In the event of our failure to pay any amount claimed to be due under this Policy, we agree to submit to the jurisdiction of any court of competent jurisdiction within the United States in which a suit for those amounts may be brought. Plaintiff argues that these clauses mean that it may file suit for a breach of the policy in federal court rather than submitting to arbitration. Id. Further, Plaintiff notes that these provisions are found in “endorsements” which state that “to the extent a provision of the policy or a previous endorsement is inconsistent with an express provision of this endorsement, this endorsement controls.” Id. Accordingly, Plaintiff argues that the service of suit provisions trump the general arbitration clause. Id. Plaintiff acknowledges that courts have interpreted similar service of suit provisions to refer only to a right to sue in court to enforce an award made by the arbitration tribunal, not to litigate the underlying breach of policy. Id. at 11. However, Plaintiff contends that those holdings are not on point for two reasons. First, Plaintiff notes that the arbitration clause provides that: If either of the parties should fail to carry out any award the other may apply for its enforcement to a court of competent jurisdiction in any territory in which the party in default is domiciled or has assets or carries on business. Plaintiff reasons that because the arbitration provision “specifically references an action for the enforcement of an arbitration award” and “this Service of Suit endorsement does not specifically limit its scope to an action to enforce an arbitration award,” the service of suit provision must be read broadly to apply “to any suit for amounts claimed to be owed under the policy.” Id. at 6. Second, Plaintiff argues that the service of suit provision notes that Plaintiff may bring a claim in courts “in which a suit for those amounts may be brought.” Id. at 10. Plaintiff interprets this as an express recognition that it can bring a suit for breach of the policy in any court where it could also, pursuant to the arbitration clause, bring an enforcement action. Id. Defendants replied. R. Doc. 38. First, Defendant again avers that the parties agreed to delegate all issues of arbitrability to the arbitration panel. Id. at 3. Second, as to Plaintiff’s argument of waiver, Defendants dispute that they have substantially invoked the judicial process. Id. at 4.
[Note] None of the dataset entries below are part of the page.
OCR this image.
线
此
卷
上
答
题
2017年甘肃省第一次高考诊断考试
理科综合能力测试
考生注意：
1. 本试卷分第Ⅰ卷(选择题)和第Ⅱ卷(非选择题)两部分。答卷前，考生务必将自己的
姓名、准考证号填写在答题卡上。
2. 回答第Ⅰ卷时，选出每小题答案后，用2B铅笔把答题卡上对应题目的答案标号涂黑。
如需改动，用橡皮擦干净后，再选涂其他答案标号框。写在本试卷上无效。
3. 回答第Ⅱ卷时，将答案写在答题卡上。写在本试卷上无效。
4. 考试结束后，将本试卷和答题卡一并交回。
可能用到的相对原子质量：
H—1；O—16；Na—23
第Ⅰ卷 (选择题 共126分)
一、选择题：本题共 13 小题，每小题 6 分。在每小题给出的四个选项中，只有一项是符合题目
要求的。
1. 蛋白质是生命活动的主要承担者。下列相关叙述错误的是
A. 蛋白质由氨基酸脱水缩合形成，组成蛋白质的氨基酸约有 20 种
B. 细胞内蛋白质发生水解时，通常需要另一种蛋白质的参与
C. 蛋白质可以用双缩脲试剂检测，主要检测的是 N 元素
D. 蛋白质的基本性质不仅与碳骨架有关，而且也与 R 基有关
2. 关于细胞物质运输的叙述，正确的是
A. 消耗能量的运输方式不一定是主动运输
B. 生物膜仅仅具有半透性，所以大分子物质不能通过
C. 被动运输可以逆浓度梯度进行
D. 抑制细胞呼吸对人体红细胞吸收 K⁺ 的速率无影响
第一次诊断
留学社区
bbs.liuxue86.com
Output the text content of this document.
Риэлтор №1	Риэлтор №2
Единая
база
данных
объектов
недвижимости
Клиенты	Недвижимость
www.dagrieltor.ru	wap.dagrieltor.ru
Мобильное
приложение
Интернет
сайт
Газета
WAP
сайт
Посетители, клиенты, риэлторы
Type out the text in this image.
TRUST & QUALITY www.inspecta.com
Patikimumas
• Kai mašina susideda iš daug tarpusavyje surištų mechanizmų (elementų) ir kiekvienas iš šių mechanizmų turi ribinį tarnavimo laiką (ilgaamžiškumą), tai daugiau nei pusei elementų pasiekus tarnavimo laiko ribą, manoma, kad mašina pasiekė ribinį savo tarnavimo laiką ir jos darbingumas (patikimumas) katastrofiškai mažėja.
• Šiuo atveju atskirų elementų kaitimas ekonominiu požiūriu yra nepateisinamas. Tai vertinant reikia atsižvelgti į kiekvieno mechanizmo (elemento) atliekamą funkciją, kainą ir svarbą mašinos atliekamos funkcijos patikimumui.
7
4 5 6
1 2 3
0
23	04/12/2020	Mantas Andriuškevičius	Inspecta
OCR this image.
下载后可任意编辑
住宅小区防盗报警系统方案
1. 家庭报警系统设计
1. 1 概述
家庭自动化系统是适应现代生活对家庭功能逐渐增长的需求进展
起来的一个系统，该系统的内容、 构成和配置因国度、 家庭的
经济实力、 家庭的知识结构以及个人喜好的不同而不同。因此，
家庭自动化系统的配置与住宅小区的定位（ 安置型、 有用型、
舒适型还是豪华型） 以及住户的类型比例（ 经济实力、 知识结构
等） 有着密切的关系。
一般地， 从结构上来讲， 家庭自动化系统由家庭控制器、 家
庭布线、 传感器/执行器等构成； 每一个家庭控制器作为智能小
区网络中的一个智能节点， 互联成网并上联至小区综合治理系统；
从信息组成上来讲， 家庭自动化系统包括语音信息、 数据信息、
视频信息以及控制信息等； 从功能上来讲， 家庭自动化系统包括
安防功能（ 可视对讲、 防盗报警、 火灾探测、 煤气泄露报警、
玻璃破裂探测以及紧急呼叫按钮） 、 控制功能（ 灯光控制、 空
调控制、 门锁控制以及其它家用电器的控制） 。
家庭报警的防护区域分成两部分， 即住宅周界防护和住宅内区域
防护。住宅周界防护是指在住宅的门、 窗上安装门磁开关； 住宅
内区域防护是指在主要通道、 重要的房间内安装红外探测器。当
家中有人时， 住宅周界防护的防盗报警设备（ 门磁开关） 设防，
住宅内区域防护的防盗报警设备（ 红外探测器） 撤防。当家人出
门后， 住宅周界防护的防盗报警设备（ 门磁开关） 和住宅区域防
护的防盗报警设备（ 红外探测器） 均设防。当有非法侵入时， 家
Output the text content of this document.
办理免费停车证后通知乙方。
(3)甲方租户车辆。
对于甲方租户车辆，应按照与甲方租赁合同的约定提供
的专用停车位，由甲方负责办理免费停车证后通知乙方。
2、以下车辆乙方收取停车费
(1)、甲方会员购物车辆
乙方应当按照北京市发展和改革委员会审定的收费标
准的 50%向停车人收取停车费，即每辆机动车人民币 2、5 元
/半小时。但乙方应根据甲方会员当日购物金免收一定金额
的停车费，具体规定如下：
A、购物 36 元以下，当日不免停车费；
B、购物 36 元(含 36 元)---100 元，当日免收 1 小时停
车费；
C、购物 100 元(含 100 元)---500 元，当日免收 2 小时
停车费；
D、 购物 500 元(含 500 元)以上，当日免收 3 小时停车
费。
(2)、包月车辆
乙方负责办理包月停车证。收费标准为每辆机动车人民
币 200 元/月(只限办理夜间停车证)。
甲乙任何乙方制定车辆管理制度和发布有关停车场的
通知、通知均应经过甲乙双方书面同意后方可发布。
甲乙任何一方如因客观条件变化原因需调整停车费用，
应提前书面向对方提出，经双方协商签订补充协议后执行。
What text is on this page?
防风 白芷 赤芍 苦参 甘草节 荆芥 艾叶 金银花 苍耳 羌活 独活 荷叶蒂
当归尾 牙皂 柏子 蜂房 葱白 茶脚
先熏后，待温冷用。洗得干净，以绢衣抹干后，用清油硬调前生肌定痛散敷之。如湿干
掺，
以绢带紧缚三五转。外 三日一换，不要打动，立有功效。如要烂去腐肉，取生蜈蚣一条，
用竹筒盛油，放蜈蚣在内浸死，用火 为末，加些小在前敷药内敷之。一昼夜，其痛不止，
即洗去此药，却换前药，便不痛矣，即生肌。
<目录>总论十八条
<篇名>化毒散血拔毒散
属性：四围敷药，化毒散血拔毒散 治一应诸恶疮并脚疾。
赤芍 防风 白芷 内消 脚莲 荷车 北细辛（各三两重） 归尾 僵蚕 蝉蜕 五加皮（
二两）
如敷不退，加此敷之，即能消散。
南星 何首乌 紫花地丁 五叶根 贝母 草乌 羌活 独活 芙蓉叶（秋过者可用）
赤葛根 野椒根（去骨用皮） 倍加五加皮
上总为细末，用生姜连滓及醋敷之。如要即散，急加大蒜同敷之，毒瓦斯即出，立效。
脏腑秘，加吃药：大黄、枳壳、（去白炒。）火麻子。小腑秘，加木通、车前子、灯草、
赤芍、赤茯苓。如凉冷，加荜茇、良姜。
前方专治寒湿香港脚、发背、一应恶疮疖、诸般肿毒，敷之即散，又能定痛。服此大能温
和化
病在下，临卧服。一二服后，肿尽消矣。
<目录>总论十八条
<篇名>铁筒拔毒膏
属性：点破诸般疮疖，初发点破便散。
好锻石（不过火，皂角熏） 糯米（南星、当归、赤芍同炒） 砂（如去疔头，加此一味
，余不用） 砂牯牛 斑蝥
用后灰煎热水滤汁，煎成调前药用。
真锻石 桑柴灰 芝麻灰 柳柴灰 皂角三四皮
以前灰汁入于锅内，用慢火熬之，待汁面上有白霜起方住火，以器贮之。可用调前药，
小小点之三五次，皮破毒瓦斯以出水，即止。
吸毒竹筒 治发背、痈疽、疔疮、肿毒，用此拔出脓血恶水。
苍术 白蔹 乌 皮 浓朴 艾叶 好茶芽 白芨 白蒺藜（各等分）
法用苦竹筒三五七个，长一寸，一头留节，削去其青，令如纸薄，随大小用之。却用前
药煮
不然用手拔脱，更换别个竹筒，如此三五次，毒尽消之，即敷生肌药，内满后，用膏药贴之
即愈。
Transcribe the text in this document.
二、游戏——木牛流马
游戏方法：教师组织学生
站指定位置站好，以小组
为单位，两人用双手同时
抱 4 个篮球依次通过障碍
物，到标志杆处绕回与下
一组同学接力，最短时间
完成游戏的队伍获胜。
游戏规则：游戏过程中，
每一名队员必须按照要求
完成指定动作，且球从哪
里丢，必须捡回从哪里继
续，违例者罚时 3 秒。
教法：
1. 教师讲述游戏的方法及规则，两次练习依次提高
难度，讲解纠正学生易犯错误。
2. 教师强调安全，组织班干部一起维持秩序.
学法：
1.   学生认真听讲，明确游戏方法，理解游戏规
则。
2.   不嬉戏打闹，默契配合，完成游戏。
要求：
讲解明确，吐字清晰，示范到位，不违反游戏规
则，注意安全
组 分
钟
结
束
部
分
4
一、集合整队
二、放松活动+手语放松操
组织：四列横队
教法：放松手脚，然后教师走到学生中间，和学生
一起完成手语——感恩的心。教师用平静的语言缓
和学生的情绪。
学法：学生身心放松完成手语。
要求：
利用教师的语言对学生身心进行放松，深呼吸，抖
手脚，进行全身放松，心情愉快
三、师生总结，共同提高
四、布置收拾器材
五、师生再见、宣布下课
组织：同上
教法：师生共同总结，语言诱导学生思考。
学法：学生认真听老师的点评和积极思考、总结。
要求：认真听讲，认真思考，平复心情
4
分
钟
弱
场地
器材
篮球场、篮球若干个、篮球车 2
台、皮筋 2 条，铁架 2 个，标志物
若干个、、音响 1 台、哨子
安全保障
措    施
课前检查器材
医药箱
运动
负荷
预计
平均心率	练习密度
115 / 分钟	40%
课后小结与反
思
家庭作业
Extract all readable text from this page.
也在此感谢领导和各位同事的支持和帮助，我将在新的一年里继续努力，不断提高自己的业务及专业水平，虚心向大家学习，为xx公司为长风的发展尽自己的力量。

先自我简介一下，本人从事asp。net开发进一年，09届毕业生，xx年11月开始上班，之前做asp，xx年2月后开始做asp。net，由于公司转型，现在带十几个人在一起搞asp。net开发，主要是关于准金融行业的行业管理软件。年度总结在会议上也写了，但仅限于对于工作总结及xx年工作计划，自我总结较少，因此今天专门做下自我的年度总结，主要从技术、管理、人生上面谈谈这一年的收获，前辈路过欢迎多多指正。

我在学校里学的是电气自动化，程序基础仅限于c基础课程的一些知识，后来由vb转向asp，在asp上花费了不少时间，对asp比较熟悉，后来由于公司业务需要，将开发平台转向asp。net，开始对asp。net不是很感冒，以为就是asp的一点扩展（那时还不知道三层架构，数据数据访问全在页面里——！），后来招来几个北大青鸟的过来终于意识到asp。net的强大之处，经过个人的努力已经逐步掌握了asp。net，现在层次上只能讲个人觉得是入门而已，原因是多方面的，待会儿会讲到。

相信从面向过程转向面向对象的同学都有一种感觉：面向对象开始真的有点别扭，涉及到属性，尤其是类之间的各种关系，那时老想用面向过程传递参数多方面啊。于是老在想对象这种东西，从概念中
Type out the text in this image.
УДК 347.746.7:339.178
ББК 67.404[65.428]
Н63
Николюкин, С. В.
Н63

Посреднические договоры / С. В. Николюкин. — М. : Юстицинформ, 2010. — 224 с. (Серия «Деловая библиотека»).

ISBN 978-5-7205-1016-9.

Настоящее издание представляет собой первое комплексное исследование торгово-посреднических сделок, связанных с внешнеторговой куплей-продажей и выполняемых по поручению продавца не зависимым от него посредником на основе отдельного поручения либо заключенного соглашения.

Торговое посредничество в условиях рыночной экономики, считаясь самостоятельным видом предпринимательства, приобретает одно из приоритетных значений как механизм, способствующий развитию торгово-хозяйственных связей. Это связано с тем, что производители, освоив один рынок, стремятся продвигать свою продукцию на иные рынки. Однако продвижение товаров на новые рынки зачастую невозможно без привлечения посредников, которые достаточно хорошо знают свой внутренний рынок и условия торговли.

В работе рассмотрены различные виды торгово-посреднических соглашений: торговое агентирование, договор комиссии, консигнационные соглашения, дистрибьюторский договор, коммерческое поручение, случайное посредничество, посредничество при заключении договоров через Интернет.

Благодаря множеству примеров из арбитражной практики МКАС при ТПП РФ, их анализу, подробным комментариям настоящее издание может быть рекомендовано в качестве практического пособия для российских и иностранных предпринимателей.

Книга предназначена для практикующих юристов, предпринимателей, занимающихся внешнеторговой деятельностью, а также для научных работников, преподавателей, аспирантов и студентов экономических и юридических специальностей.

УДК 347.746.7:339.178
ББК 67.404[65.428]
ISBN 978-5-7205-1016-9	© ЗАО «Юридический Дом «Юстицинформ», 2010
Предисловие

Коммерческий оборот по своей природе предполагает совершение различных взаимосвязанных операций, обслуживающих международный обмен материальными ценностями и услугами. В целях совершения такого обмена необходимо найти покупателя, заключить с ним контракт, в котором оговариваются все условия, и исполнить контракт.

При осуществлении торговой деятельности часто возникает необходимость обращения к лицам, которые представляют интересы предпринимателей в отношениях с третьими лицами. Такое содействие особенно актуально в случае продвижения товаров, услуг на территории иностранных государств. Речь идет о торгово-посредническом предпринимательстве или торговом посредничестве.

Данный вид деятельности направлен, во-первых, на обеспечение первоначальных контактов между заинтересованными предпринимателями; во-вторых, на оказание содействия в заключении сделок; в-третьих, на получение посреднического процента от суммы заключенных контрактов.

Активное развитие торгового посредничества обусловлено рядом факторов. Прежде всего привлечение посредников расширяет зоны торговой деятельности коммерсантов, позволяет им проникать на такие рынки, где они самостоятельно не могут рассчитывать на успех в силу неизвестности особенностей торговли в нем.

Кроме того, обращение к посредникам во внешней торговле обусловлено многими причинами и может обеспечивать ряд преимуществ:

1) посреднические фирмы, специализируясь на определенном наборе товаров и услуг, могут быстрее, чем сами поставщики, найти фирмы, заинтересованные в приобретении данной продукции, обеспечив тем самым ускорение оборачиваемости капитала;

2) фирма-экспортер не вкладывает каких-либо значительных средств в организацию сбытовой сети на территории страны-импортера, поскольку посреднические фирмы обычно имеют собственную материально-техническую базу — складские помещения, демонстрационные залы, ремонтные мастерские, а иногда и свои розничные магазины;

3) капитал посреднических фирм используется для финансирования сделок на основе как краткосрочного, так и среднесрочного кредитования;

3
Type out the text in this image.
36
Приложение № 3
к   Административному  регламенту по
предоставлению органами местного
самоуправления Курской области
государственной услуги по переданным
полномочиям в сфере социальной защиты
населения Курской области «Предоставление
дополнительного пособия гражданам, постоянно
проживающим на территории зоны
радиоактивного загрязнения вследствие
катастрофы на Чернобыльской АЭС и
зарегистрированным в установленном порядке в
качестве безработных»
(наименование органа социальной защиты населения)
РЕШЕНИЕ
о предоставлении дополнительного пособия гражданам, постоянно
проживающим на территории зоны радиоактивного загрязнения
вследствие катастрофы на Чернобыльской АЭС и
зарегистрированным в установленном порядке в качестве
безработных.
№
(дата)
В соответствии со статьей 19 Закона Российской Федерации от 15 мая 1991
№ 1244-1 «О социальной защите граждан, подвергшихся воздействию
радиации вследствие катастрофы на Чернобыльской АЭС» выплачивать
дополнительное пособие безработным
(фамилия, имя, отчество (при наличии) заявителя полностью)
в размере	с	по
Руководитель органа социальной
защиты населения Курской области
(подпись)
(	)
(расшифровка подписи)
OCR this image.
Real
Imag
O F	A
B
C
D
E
They contend that they have not engaged in an “overt act in court,” which is required to find waiver. Id. (citing Republic Ins. Co. v. PAICO Receivables, LLC, 383 F.3d 341, 344 (5th Cir. 2004)). Defendants argue that the Shubham case cited by Plaintiff is an anomaly and is inconsistent with other Fifth Circuit cases holding that waiver only occurs when a party has sought a decision on the merits by filing a dispositive motion.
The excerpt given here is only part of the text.